Paper long abstract:
How is a participatory policy on transparency negotiated, when public display of knowledge is deemed dangerous precisely because it can make transparent informal alliances and potentially divisive interests?
The question arises in the context of negotiations between Whitehall civil servants and their "stakeholders" about the design and implementation of the UK Extractive Industries Transparency Initiative (EITI). The Initiative is a fiscal transparency policy for extractive industries, implemented collaboratively by "the Government", "the Industry" and "the Civil Society" — the three "constituencies" whose representatives deliberate by consensus in official meetings.
My ethnographic paper will examine the social effects which civil servants ascribe to the public display of knowledge about conflict and disagreement in the context of UK EITI negotiations. I suggest that in so far as official policy meetings are meant to perform certain social forms (namely, the wholes of the three "constituencies"), the revelation of knowledge about conflicting interests of participants, their personal disputes, or opinions about certain controversies, can disrupt such performances and undermine the deliberative efficacy of the assembly. I will therefore explore civil servants' uses of intentional concealment and display of ignorance, and deferral of negotiations into the future, as two strategies that help their diplomacy effectively engender general consensus not by resolving conflicts, but by not allowing them to "come up" in public meetings. I will examine these strategies in relation to other forms of negotiations that take place outside of formal assemblies.
Paper short abstract:
This paper considers the deployment of documents by an Amerindian people in dealings with the Brazilian state and with hydroelectric dam companies.
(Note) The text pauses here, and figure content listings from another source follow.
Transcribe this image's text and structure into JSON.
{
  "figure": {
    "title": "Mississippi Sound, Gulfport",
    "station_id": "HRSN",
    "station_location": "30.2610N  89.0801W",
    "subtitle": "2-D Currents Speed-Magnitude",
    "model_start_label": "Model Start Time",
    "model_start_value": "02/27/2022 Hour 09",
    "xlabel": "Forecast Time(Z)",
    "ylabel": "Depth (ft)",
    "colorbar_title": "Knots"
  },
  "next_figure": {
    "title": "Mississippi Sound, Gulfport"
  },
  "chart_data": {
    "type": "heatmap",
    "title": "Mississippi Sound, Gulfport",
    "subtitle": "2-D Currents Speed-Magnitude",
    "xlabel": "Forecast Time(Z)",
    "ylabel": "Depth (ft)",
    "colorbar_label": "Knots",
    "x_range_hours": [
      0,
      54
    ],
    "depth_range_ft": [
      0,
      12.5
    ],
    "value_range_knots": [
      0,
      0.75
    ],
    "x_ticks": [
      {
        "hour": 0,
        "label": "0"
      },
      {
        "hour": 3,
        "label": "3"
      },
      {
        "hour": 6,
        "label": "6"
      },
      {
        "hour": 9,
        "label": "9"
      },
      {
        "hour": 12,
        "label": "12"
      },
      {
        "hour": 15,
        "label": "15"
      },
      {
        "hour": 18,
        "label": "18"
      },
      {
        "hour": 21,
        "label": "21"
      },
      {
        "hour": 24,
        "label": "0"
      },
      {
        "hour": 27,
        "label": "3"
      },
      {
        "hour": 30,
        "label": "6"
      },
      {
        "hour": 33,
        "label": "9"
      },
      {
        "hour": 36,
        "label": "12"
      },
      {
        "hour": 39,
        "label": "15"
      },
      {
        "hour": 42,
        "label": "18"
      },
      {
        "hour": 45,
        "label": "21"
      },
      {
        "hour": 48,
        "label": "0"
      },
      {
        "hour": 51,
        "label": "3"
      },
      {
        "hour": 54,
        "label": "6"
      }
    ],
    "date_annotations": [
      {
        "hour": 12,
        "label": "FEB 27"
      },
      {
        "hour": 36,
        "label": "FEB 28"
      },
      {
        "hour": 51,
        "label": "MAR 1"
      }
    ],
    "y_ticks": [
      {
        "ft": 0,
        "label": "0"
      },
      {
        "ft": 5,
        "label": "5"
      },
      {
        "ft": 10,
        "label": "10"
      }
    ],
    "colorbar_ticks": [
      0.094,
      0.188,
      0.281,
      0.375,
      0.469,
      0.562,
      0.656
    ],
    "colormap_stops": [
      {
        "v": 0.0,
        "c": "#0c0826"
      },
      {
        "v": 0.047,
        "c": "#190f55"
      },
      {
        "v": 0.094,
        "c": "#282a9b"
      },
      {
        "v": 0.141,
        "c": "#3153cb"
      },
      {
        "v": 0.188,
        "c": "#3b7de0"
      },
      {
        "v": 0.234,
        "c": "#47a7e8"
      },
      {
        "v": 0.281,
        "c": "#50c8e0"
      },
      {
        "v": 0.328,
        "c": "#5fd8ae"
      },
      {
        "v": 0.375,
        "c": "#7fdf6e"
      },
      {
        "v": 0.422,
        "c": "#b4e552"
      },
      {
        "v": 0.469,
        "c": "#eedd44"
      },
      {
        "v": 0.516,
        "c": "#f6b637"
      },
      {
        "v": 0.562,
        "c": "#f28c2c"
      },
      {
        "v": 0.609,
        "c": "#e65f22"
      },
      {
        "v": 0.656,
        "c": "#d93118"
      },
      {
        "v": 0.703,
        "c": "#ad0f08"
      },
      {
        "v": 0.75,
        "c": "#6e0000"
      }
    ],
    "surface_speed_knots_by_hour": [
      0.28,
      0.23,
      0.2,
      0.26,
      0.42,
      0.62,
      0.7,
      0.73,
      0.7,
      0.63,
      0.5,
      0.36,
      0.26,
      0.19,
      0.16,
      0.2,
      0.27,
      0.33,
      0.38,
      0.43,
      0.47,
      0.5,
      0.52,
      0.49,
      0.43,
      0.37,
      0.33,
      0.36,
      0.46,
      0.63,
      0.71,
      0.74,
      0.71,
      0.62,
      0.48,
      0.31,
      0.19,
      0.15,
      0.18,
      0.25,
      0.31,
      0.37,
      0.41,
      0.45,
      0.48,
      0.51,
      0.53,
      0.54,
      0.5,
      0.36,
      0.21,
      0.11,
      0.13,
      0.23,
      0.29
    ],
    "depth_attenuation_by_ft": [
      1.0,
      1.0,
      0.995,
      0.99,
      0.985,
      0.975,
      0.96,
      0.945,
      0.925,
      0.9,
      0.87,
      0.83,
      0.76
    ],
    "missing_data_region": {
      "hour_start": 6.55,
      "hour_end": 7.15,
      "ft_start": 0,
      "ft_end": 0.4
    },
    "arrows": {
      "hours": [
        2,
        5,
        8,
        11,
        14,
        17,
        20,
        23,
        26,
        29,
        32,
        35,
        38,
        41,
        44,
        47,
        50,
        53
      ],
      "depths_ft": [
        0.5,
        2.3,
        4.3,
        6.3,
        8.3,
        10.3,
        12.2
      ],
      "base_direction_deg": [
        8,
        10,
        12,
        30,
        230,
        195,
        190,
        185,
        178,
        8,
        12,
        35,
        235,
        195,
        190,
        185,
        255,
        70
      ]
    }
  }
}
The exchange of documents is one aspect of a dynamic of diplomatic opening and closure via which the Enawene demand recognition from powerful outsiders.
Paper long abstract:
The use of the term 'diplomats' with reference to Amerindians may be surprising at first. I owe the impetus to an early essay by Lévi-Strauss (1949), in which he discusses the delicate tension between aggression and cooperation among Nambikwara bands. He argues that the appropriate analogy between our own treatment of foreigners and the Nambikwara's would not be found in our warfare, but in 'all the arts that we ourselves place at the service of foreign diplomacy' (Lévi-Strauss 1949: 150). In this paper I want to defend the idea that Enawene-nawe interactions with the state are best understood as diplomatic in nature. Specifically, I am interested in how documents serve as a central part of a diplomatic repertoire. The pragmatics of document exchange involve a to and fro movement and a turn-taking rhythm that chimes with Enawene-nawe communicative rhythms (in speech and gift exchange), with their emphasis on symmetry, recognition, appropriate time delay, and measured, thoughtful self-expression. These marked qualities of Enawene-nawe communication relate to well-documented features of 'ceremonial dialogue', a linguistic genre whose diplomatic quality has been extensively documented in Amazonia.